Indian businesses are rapidly embracing cloud infrastructure (IaaS) to boost performance and innovation levels, new research from Oracle has revealed.
Oracle partnered with Longitude Research to survey 1,614 IT professionals in India, Australia, Germany, Italy, Malaysia, Saudi Arabia, Singapore, South Korea and the UK about the state of their cloud infrastructure implementation and how they expect to use the technology in the coming years.
The report titled — “You & IaaS: The new generation”— found that 79 percent of businesses in India that are already using IaaS to some extent, say it makes it easier to innovate.

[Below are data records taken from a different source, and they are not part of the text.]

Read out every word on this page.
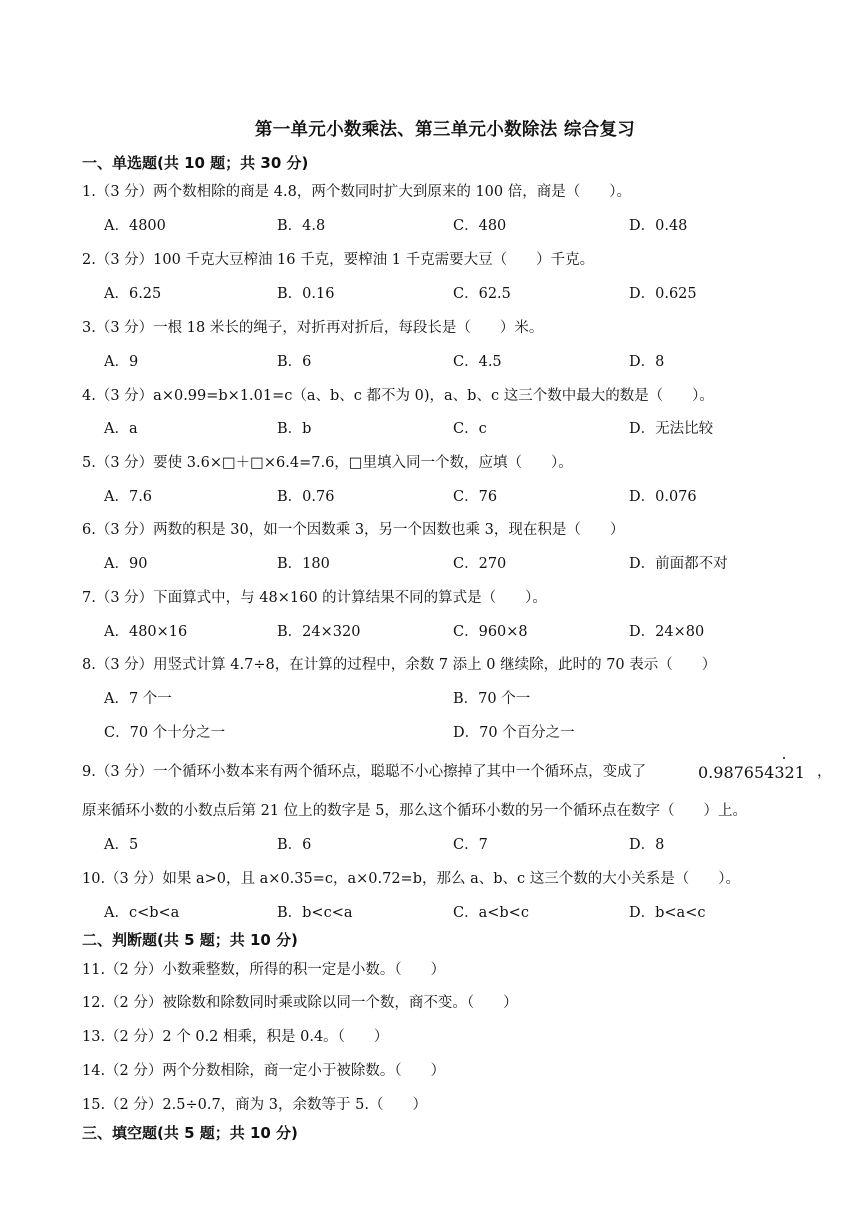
第一单元小数乘法、第三单元小数除法 综合复习
一、单选题(共 10 题；共 30 分)
1.（3 分）两个数相除的商是 4.8，两个数同时扩大到原来的 100 倍，商是（　　）。
A．4800	B．4.8	C．480	D．0.48
2.（3 分）100 千克大豆榨油 16 千克，要榨油 1 千克需要大豆（　　）千克。
A．6.25	B．0.16	C．62.5	D．0.625
3.（3 分）一根 18 米长的绳子，对折再对折后，每段长是（　　）米。
A．9	B．6	C．4.5	D．8
4.（3 分）a×0.99=b×1.01=c（a、b、c 都不为 0)，a、b、c 这三个数中最大的数是（　　）。
A．a	B．b	C．c	D．无法比较
5.（3 分）要使 3.6×□＋□×6.4=7.6，□里填入同一个数，应填（　　）。
A．7.6	B．0.76	C．76	D．0.076
6.（3 分）两数的积是 30，如一个因数乘 3，另一个因数也乘 3，现在积是（　　）
A．90	B．180	C．270	D．前面都不对
7.（3 分）下面算式中，与 48×160 的计算结果不同的算式是（　　）。
A．480×16	B．24×320	C．960×8	D．24×80
8.（3 分）用竖式计算 4.7÷8，在计算的过程中，余数 7 添上 0 继续除，此时的 70 表示（　　）
A．7 个一	B．70 个一
C．70 个十分之一	D．70 个百分之一
9.（3 分）一个循环小数本来有两个循环点，聪聪不小心擦掉了其中一个循环点，变成了	0.987654321 ，
原来循环小数的小数点后第 21 位上的数字是 5，那么这个循环小数的另一个循环点在数字（　　）上。
A．5	B．6	C．7	D．8
10.（3 分）如果 a>0，且 a×0.35=c，a×0.72=b，那么 a、b、c 这三个数的大小关系是（　　）。
A．c<b<a	B．b<c<a	C．a<b<c	D．b<a<c
二、判断题(共 5 题；共 10 分)
11.（2 分）小数乘整数，所得的积一定是小数。（　　）
12.（2 分）被除数和除数同时乘或除以同一个数，商不变。（　　）
13.（2 分）2 个 0.2 相乘，积是 0.4。（　　）
14.（2 分）两个分数相除，商一定小于被除数。（　　）
15.（2 分）2.5÷0.7，商为 3，余数等于 5.（　　）
三、填空题(共 5 题；共 10 分)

The same proportion says moving to IaaS has significantly cut their time to deploy new applications or services.
Furthermore, 76 percent say IaaS has significantly cut on-going maintenance costs and 75 percent of all respondents believe businesses not investing in IaaS will increasingly find themselves struggling to keep pace with businesses that are.
While negative perceptions around security, complexity and loss of control still present barriers to adoption, these factors are fast becoming outdated myths, the report said.
The research also found that experienced users are almost twice as likely to believe IaaS can provide world class operational performance in terms of availability, uptime and speed, compared to non-adopters. A
Though some fear the move to IaaS may be complicated, 64 percent of experienced IaaS users say the move was easier than they expected.
Most Indian respondents agree IaaS will have a role to play in their business within three years, with 51 percent saying they will run most – or all of their business IT infrastructure using IaaS.
At the same time, a meagre 8 percent of respondents believe IaaS will have little or no role in their business in three years.
“With new, modern cloud infrastructure services available and increased experience, we are now seeing high levels of success and satisfaction from businesses that are saving money, cutting complexity and driving exciting innovation,” said Subash Nambiar, VP-Cloud Platform, Oracle India.